Network Analysis Practice: Flying Team
Introduction
Network analysis has been a practical technique since the 1930s. It has had a great impact on the social sciences, computer graphics, and physics. In essence, networks can be found in all kinds of data, and their potential is becoming increasingly important in customer behavior analysis, and social media analysis in the digital age. I chose to follow the social sciences to learn and practice my skills in network analysis and visualization, because most of the fundamental theories and principles were developed by social scientists, and this approach will help me to have a more solid understanding of this technique in order to further apply my knowledge to other disciplines.

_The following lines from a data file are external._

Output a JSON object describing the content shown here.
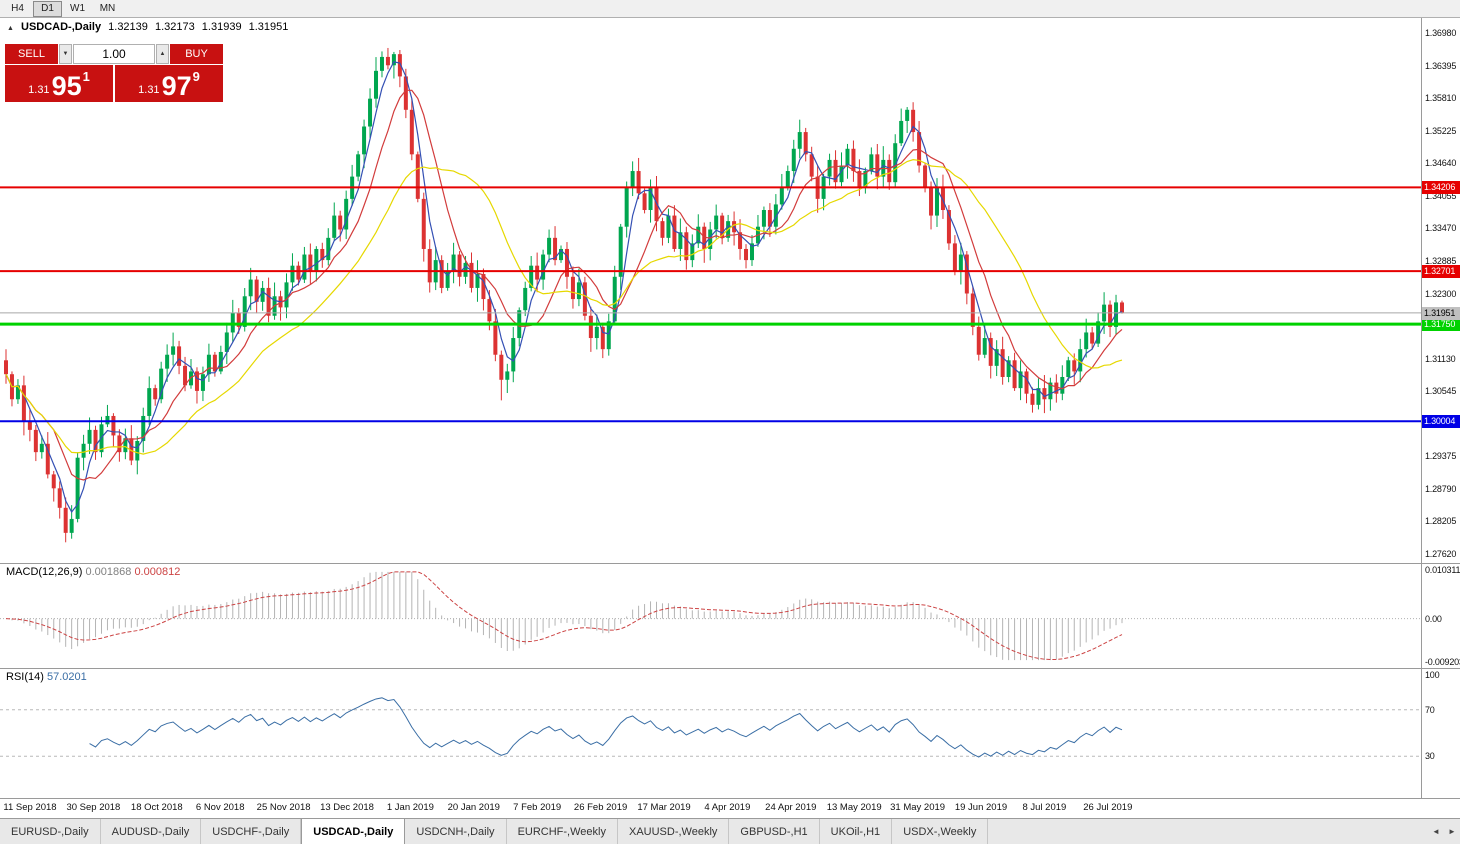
{
  "toolbar": {
    "buttons": [
      "H4",
      "D1",
      "W1",
      "MN"
    ],
    "active": "D1"
  },
  "icons": {
    "collapse": "▲",
    "spin_down": "▼",
    "spin_up": "▲",
    "tab_left": "◄",
    "tab_right": "►"
  },
  "chart": {
    "symbol": "USDCAD-,Daily",
    "ohlc_line": {
      "open": "1.32139",
      "high": "1.32173",
      "low": "1.31939",
      "close": "1.31951"
    },
    "one_click": {
      "sell_label": "SELL",
      "buy_label": "BUY",
      "volume": "1.00",
      "sell_price": {
        "small": "1.31",
        "big": "95",
        "sup": "1"
      },
      "buy_price": {
        "small": "1.31",
        "big": "97",
        "sup": "9"
      }
    },
    "price_axis": {
      "top_price": 1.3698,
      "bottom_price": 1.2762,
      "ticks": [
        "1.36980",
        "1.36395",
        "1.35810",
        "1.35225",
        "1.34640",
        "1.34055",
        "1.33470",
        "1.32885",
        "1.32300",
        "1.31715",
        "1.31130",
        "1.30545",
        "1.29960",
        "1.29375",
        "1.28790",
        "1.28205",
        "1.27620"
      ]
    },
    "levels": [
      {
        "price": 1.34206,
        "label": "1.34206",
        "color": "#e60000",
        "width": 2
      },
      {
        "price": 1.32701,
        "label": "1.32701",
        "color": "#e60000",
        "width": 2
      },
      {
        "price": 1.3175,
        "label": "1.31750",
        "color": "#00d200",
        "width": 3
      },
      {
        "price": 1.30004,
        "label": "1.30004",
        "color": "#0000e6",
        "width": 2
      }
    ],
    "current_price": {
      "price": 1.31951,
      "label": "1.31951"
    }
  },
  "chart_data": {
    "type": "candlestick",
    "symbol": "USDCAD",
    "timeframe": "Daily",
    "x_labels": [
      "11 Sep 2018",
      "30 Sep 2018",
      "18 Oct 2018",
      "6 Nov 2018",
      "25 Nov 2018",
      "13 Dec 2018",
      "1 Jan 2019",
      "20 Jan 2019",
      "7 Feb 2019",
      "26 Feb 2019",
      "17 Mar 2019",
      "4 Apr 2019",
      "24 Apr 2019",
      "13 May 2019",
      "31 May 2019",
      "19 Jun 2019",
      "8 Jul 2019",
      "26 Jul 2019"
    ],
    "first_open": 1.311,
    "closes": [
      1.3085,
      1.304,
      1.3065,
      1.3,
      1.2985,
      1.2945,
      1.296,
      1.2905,
      1.288,
      1.2845,
      1.28,
      1.2825,
      1.2935,
      1.296,
      1.2985,
      1.2945,
      1.2995,
      1.301,
      1.2975,
      1.2945,
      1.297,
      1.293,
      1.2965,
      1.301,
      1.306,
      1.304,
      1.3095,
      1.312,
      1.3135,
      1.31,
      1.3065,
      1.309,
      1.3055,
      1.3085,
      1.312,
      1.309,
      1.3125,
      1.316,
      1.3195,
      1.317,
      1.3225,
      1.3255,
      1.3215,
      1.324,
      1.319,
      1.3225,
      1.3205,
      1.325,
      1.328,
      1.3255,
      1.33,
      1.327,
      1.331,
      1.329,
      1.333,
      1.337,
      1.3345,
      1.34,
      1.344,
      1.348,
      1.353,
      1.358,
      1.363,
      1.3655,
      1.364,
      1.366,
      1.362,
      1.356,
      1.348,
      1.34,
      1.331,
      1.325,
      1.329,
      1.324,
      1.327,
      1.33,
      1.326,
      1.3285,
      1.324,
      1.3265,
      1.322,
      1.318,
      1.312,
      1.3075,
      1.309,
      1.315,
      1.32,
      1.324,
      1.328,
      1.3255,
      1.33,
      1.333,
      1.329,
      1.331,
      1.326,
      1.322,
      1.325,
      1.319,
      1.315,
      1.317,
      1.313,
      1.318,
      1.326,
      1.335,
      1.342,
      1.345,
      1.341,
      1.338,
      1.342,
      1.336,
      1.333,
      1.337,
      1.331,
      1.334,
      1.329,
      1.332,
      1.335,
      1.331,
      1.3345,
      1.337,
      1.333,
      1.336,
      1.334,
      1.331,
      1.329,
      1.332,
      1.335,
      1.338,
      1.335,
      1.339,
      1.342,
      1.345,
      1.349,
      1.352,
      1.348,
      1.344,
      1.34,
      1.344,
      1.347,
      1.343,
      1.346,
      1.349,
      1.345,
      1.342,
      1.345,
      1.348,
      1.344,
      1.347,
      1.343,
      1.35,
      1.354,
      1.356,
      1.352,
      1.346,
      1.342,
      1.337,
      1.342,
      1.338,
      1.332,
      1.327,
      1.33,
      1.323,
      1.317,
      1.312,
      1.315,
      1.31,
      1.313,
      1.308,
      1.311,
      1.306,
      1.309,
      1.305,
      1.303,
      1.306,
      1.304,
      1.307,
      1.305,
      1.308,
      1.311,
      1.309,
      1.313,
      1.316,
      1.314,
      1.318,
      1.321,
      1.317,
      1.3214,
      1.3195
    ],
    "overrides": {
      "10": {
        "low": 1.2783
      },
      "65": {
        "high": 1.3664
      },
      "83": {
        "low": 1.3038
      },
      "151": {
        "high": 1.3565
      },
      "172": {
        "low": 1.3016
      },
      "187": {
        "open": 1.32139,
        "high": 1.32173,
        "low": 1.31939,
        "close": 1.31951
      }
    },
    "moving_averages": [
      {
        "period": 4,
        "color": "#3450b4"
      },
      {
        "period": 9,
        "color": "#d23c3c"
      },
      {
        "period": 21,
        "color": "#e6d800"
      }
    ],
    "colors": {
      "up": "#00a64f",
      "down": "#dc3232",
      "macd_hist": "#b4b4b4",
      "macd_signal": "#cc4444",
      "rsi_line": "#3a6ea5"
    },
    "macd": {
      "label": "MACD(12,26,9)",
      "value_main": "0.001868",
      "value_signal": "0.000812",
      "scale_max": "0.010311",
      "scale_zero": "0.00",
      "scale_min": "-0.009203",
      "params": {
        "fast": 12,
        "slow": 26,
        "signal": 9
      }
    },
    "rsi": {
      "label": "RSI(14)",
      "value": "57.0201",
      "period": 14,
      "levels": [
        70,
        30
      ],
      "scale_labels": [
        "100",
        "70",
        "30"
      ]
    }
  },
  "tabs": {
    "active_index": 3,
    "items": [
      {
        "label": "EURUSD-,Daily"
      },
      {
        "label": "AUDUSD-,Daily"
      },
      {
        "label": "USDCHF-,Daily"
      },
      {
        "label": "USDCAD-,Daily"
      },
      {
        "label": "USDCNH-,Daily"
      },
      {
        "label": "EURCHF-,Weekly"
      },
      {
        "label": "XAUUSD-,Weekly"
      },
      {
        "label": "GBPUSD-,H1"
      },
      {
        "label": "UKOil-,H1"
      },
      {
        "label": "USDX-,Weekly"
      }
    ]
  }
}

The data used in this project is get from the Center for Computational Analysis of Social and Organizational Systems (CASOS). The data was collected in 1943 by Leslie D. Zeleny from a test of forty-eight cadet pilots at a US Air Force flying school. The test participants were asked to fill out a questionnaire to name who they would like to fly with and who they would not like to fly with after randomly partnered with another for flying training.

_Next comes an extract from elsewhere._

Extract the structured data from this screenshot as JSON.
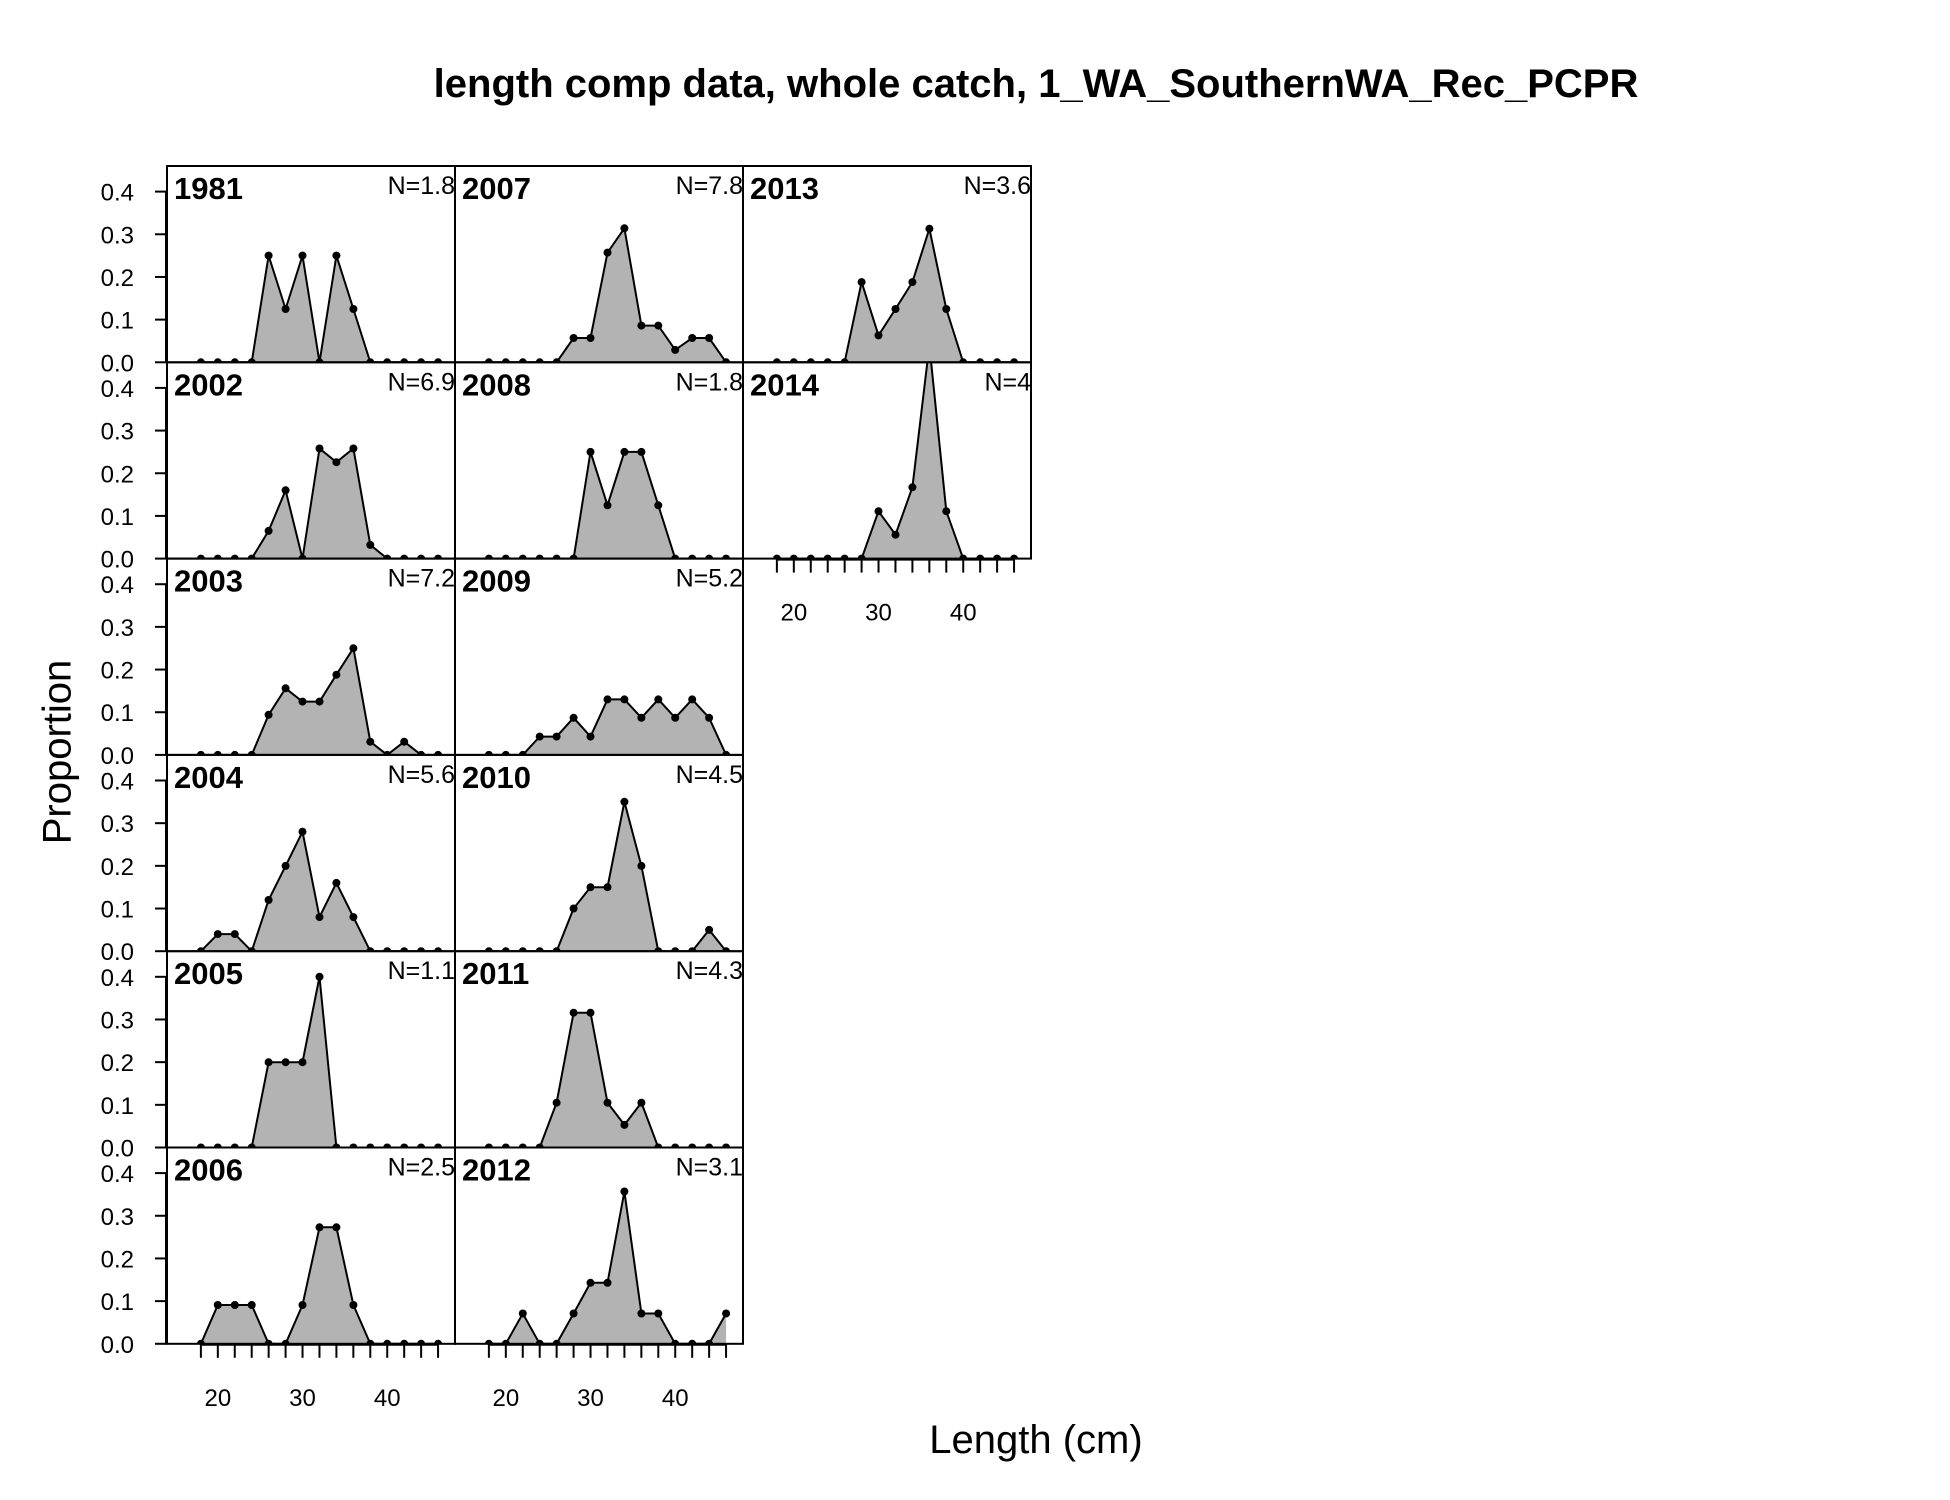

The data set comes with two parts in a single .xml file, with 48 nodes representing the cadet pilots and 357 directed edges representing their responses to the questionnaire.
Inspiration
I didn’t find other visualizations based on the same datasets. However, the Exploratory Social Network Analysis with Pajek comes with some analytical network graphs for affective relations gave me some ideas.
Sociogram Example From Exploratory Social Network Analysis with Pajek, ch4, Figure 4.5
The example uses data collected from a company that shows sentiments among colleagues. The positive affections are labeled with solid lines and the negative affections are labeled with dashed lines. Negative edges are also used as partitions that distinguish clusters. The number in nodes shows groups, it is worth noting that groups and clusters are not equivalent in this graph since negative affections inside a cluster are less important than those between clusters, and cycles (mutual affections) are highlighted for further study.
This graph is quite understandable in an academic paper, but not quite readable to general audiences. It gives me a solid start on sociograms to develop my visualization work.
Software
Gephi
I employed Gephi to make my network visualization. Gephi is an open-source software for creating network graphs. It requires some data cleaning work in advance. I’ll talk more about the process in the next section.
Adobe Illustrator
Adobe Illustrator is one of the most powerful image editing software right now. I have done the final graph editing with it.
Process
Data Cleaning
The first step of all is to separate the nodes and the edges datasets from the .xml file. I used Openrefine to do this and saved them in two .csv files ready to be sent to Gephi for visualization. However, I noticed that Gephi only gives the total in- and out- degrees for a node. It does not show the positive or negative numbers highlighted. Thus, I employed R Studio to calculate the sum value of in-degree (1 for positive and -1 for negative) for each node that reflects the pilot’s overall popularity among the flying team.
Clustering
I spent a lot of time finding a clear partition to create clusters and I finally realize that my data set is not clusterable as there are too many edges among the relatively small number of nodes. Thus, I decided to make two graphs, each focusing on the positive edges and negative edges respectfully. I then manually arranged the nodes as a semi-circle and finally merged them with Illustrator. The color of each node distinguishes its sentiment. Green represents positive and violet represents negative. The saturation of each node represents its in-degree. For example, node c13 received the most positive votes and node c26 received the most negative votes.
Positive and Negative Clusters based on sentiment
Result
Reflection
In the process of using Gephi for visualization, I noticed the limitations of my dataset. First, unlike thematic datasets or other types of statistics, social relationship data does not inherently lend itself to combinations of small numbers of nodes and large numbers of edges. It is difficult to cluster such data in the visualization results. I continued to experiment with other layouts and finally created the following visualization to help readers understand the distribution of data more intuitively.
References
- J. L . Moreno (et al.), The Sociometry Reader (Glencoe (Illinois): The Free Press, 1960, p. 534-547).
- W. de Nooy, A. Mrvar, and V. Batagelj, Exploratory Social Network Analysis with Pajek (Cambridge: Cambridge University Press, 2004), Chapter 4.